Construction is serious business. Historically, we have adapted many new technologies, to boost various processes in the industry. However, in construction, we have less chances of risks. It's not easy to do something, undo it, and redo it by another method. That would cost us a whole load of time, effort, money, and materials. The same of which, could have been saved for other important tasks. This has led us to one big problem. We're slow to adapt new technologies, and methods. We're hesitant, and we feel the need to be 100% sure any time we build something. The smallest of flaws could pose the biggest threats. If a new method arrives for something with risk, we're less likely to act upon it right away.
But today, we're moving towards the trend of digitalization. We know what works via our current methods, and we're very curious about how we can improve things further. Among the many things that come with digitalization, is the trend of using robots for numerous tasks.
Quite frankly, these construction robots are not perfect yet. But we're headed in the right direction, with their development. As they get matured and further enhanced, they can prove to be quite beneficial for the industry.
Two reasons companies should definitely consider investing in these could be:
- A robot can do the job with more precision
- A robot would require less effort and time, to get more work done
The Types of Construction Robots
Different types of construction robots are designed for unique tasks. Many are being developed, Some of them are as follows:
3-D Printing Robots
One of the main types, is 3D-printing robots. 3-D printing is one of the most popular applications to enter the construction industry. This technology can change the fundamental process of construction since it can accelerate production and reduce waste materials. It has the amazing capability of putting up building structures on demand.

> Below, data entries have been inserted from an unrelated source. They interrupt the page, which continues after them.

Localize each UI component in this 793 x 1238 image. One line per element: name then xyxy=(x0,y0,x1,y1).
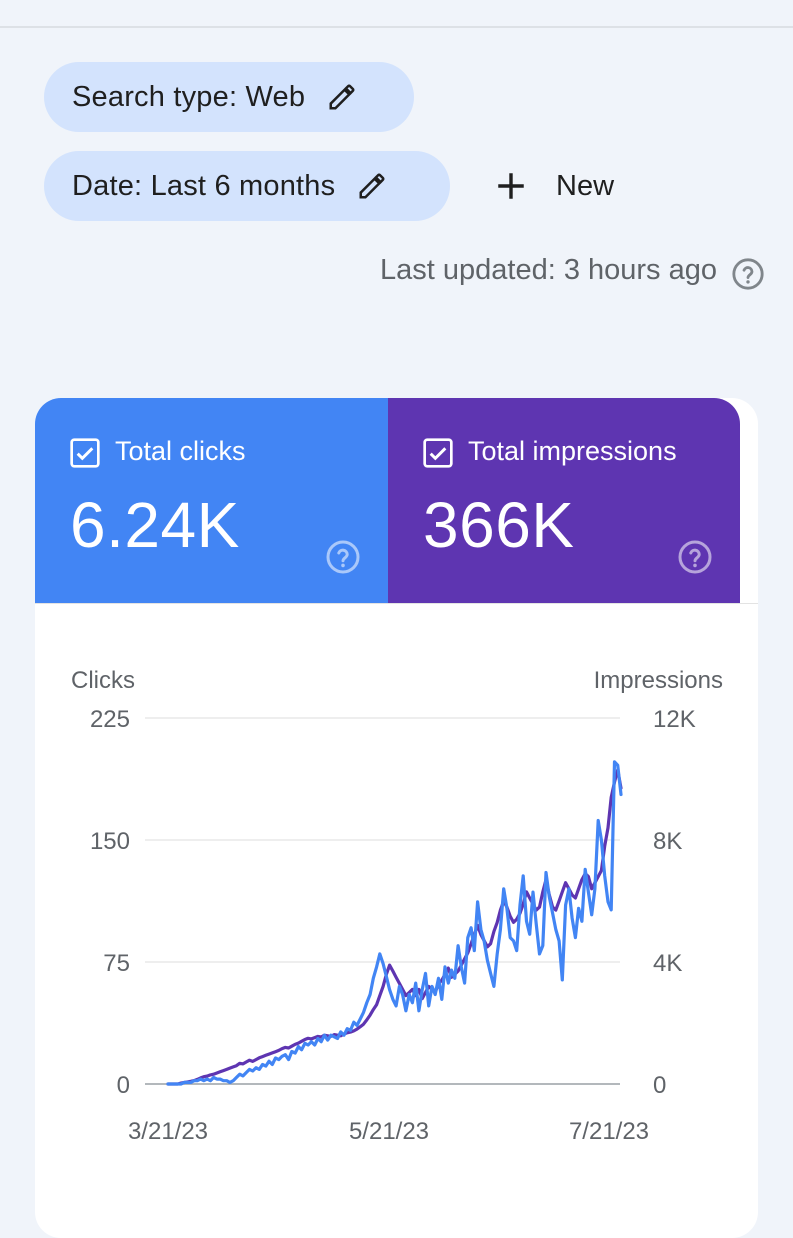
y-left-tick-label: 150 xyxy=(90,828,130,855)
y-right-tick-label: 0 xyxy=(653,1072,666,1099)
top-divider xyxy=(0,0,793,28)
help-icon[interactable] xyxy=(731,257,765,291)
chart-area: Clicks Impressions 225 12K 150 8K 75 4K 0 0 3/21/2… xyxy=(35,603,758,1238)
total-clicks-tile[interactable]: Total clicks 6.24K xyxy=(35,398,388,603)
date-filter-label: Date: Last 6 months xyxy=(72,169,336,202)
y-left-tick-label: 0 xyxy=(117,1072,130,1099)
performance-card: Total clicks 6.24K Total impressions 366… xyxy=(35,398,758,1238)
x-tick-label: 3/21/23 xyxy=(128,1118,208,1145)
clicks-series-line[interactable] xyxy=(166,760,623,1086)
pencil-icon[interactable] xyxy=(327,82,357,112)
new-filter-label: New xyxy=(556,169,615,202)
y-right-tick-label: 4K xyxy=(653,950,682,977)
x-tick-label: 5/21/23 xyxy=(349,1118,429,1145)
search-type-filter-label: Search type: Web xyxy=(72,80,306,113)
new-filter-button[interactable]: New xyxy=(494,160,614,212)
y-left-tick-label: 225 xyxy=(90,706,130,733)
plus-icon xyxy=(498,173,524,199)
y-right-axis-title: Impressions xyxy=(594,667,723,694)
performance-chart[interactable]: Clicks Impressions 225 12K 150 8K 75 4K 0 0 3/21/2… xyxy=(35,604,758,1238)
last-updated-text: Last updated: 3 hours ago xyxy=(380,254,717,286)
total-impressions-tile[interactable]: Total impressions 366K xyxy=(388,398,740,603)
total-clicks-value: 6.24K xyxy=(70,489,240,561)
date-filter-chip[interactable]: Date: Last 6 months xyxy=(44,151,450,221)
total-clicks-label: Total clicks xyxy=(115,436,246,466)
impressions-series-line[interactable] xyxy=(166,768,623,1086)
checkbox-checked-icon[interactable] xyxy=(69,437,101,469)
y-right-tick-label: 12K xyxy=(653,706,696,733)
total-impressions-label: Total impressions xyxy=(468,436,677,466)
pencil-icon[interactable] xyxy=(357,171,387,201)
x-tick-label: 7/21/23 xyxy=(569,1118,649,1145)
search-type-filter-chip[interactable]: Search type: Web xyxy=(44,62,414,132)
help-icon[interactable] xyxy=(325,539,361,575)
y-left-axis-title: Clicks xyxy=(71,667,135,694)
help-icon[interactable] xyxy=(677,539,713,575)
total-impressions-value: 366K xyxy=(423,489,575,561)
y-left-tick-label: 75 xyxy=(103,950,130,977)
y-right-tick-label: 8K xyxy=(653,828,682,855)
checkbox-checked-icon[interactable] xyxy=(422,437,454,469)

Another great type is brick-laying robots. They too improve the quality of the construction work. Most of the bricklaying robots utilize arms of industrial robots to assemble the masonry structure of the building. They're quite efficient, and are suitable for large construction projects with tight deadlines.

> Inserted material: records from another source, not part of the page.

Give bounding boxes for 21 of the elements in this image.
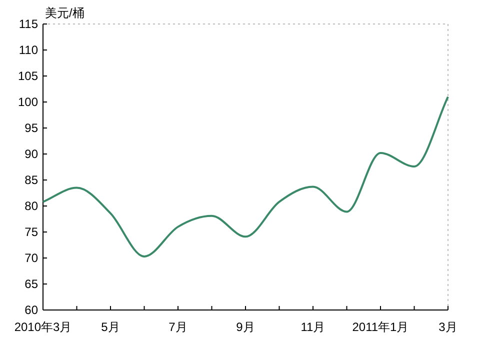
y-tick-label: 85 <box>24 173 38 187</box>
x-tick-label: 2011年1月 <box>352 320 409 334</box>
y-tick-label: 95 <box>24 121 38 135</box>
y-tick-label: 65 <box>24 277 38 291</box>
x-tick-label: 7月 <box>168 320 188 334</box>
y-tick-label: 70 <box>24 251 38 265</box>
y-tick-label: 100 <box>18 95 38 109</box>
x-tick-label: 11月 <box>300 320 326 334</box>
y-axis-title: 美元/桶 <box>45 6 84 20</box>
y-tick-label: 115 <box>18 17 38 31</box>
x-tick-label: 3月 <box>438 320 458 334</box>
y-tick-label: 75 <box>24 225 38 239</box>
y-tick-label: 110 <box>18 43 38 57</box>
x-tick-label: 2010年3月 <box>14 320 72 334</box>
y-tick-label: 60 <box>24 303 38 317</box>
y-tick-label: 90 <box>24 147 38 161</box>
x-tick-label: 5月 <box>101 320 120 334</box>
y-tick-label: 80 <box>24 199 38 213</box>
y-tick-label: 105 <box>18 69 38 83</box>
x-tick-label: 9月 <box>236 320 255 334</box>
line-series <box>42 96 449 258</box>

Drones too are quite popular in the field of construction. They're used for drone mapping, to generate 3-D models of construction sites. Plus, various other complicated tasks, such as contour construction, surveying, 3D scanning, transportation, etc.
How can we not talk about this one? These too have created a hype about themselves. Using robots for demolishing large structures and buildings can accelerate the demolition process. These robots are much safer and cheaper in demolishing concrete structures, than traditional demolition crews.
When you hear "autonomous vehicles", you may assume self-driving cars. Same concept, bit different. Self-driving vehicles are also being developed today, to roll around on construction sites for various reasons. They can be used in combination with drones for better 3-D modelling, site surveillance, transportation of goods, and much more.
These are great uses for robots in construction. But that brings us to the big questions. Will this end jobs for construction workers? If we adapt to these things, would it be harmful for the common man? These are great inventions for projects, but what impact will they have on a regular construction worker? Will robots eventually take over all of construction?
For the most part, you don't need to worry. As with most technology, these will only help the current workers improve their efficiency and effectiveness. Some tasks will of course be handed to the robots, but at least for now supervision too will play a huge part. Most of these robots are still going through changes and improvements. While they're efficient, they're also prone to error or malfunctioning. This is why it's important for workers to be present at the time of its use. Even perfected models, will need supervision. But they'll take some of the work load off workers and help manage time better.
And in the future? As technology evolves, so does the requirement of human skills. Because only a trained professional can properly operate a complicated machine. Let's assume that in the future all work is done by robots. Even then, it will be a gradual process. Robots won't completely end jobs. But instead, as with all technology, they'll gradually change the requirements of a job. Today's construction worker is much different, from one that worked a century back. The job's still there. It's only the requirements of the job, that have changed with time.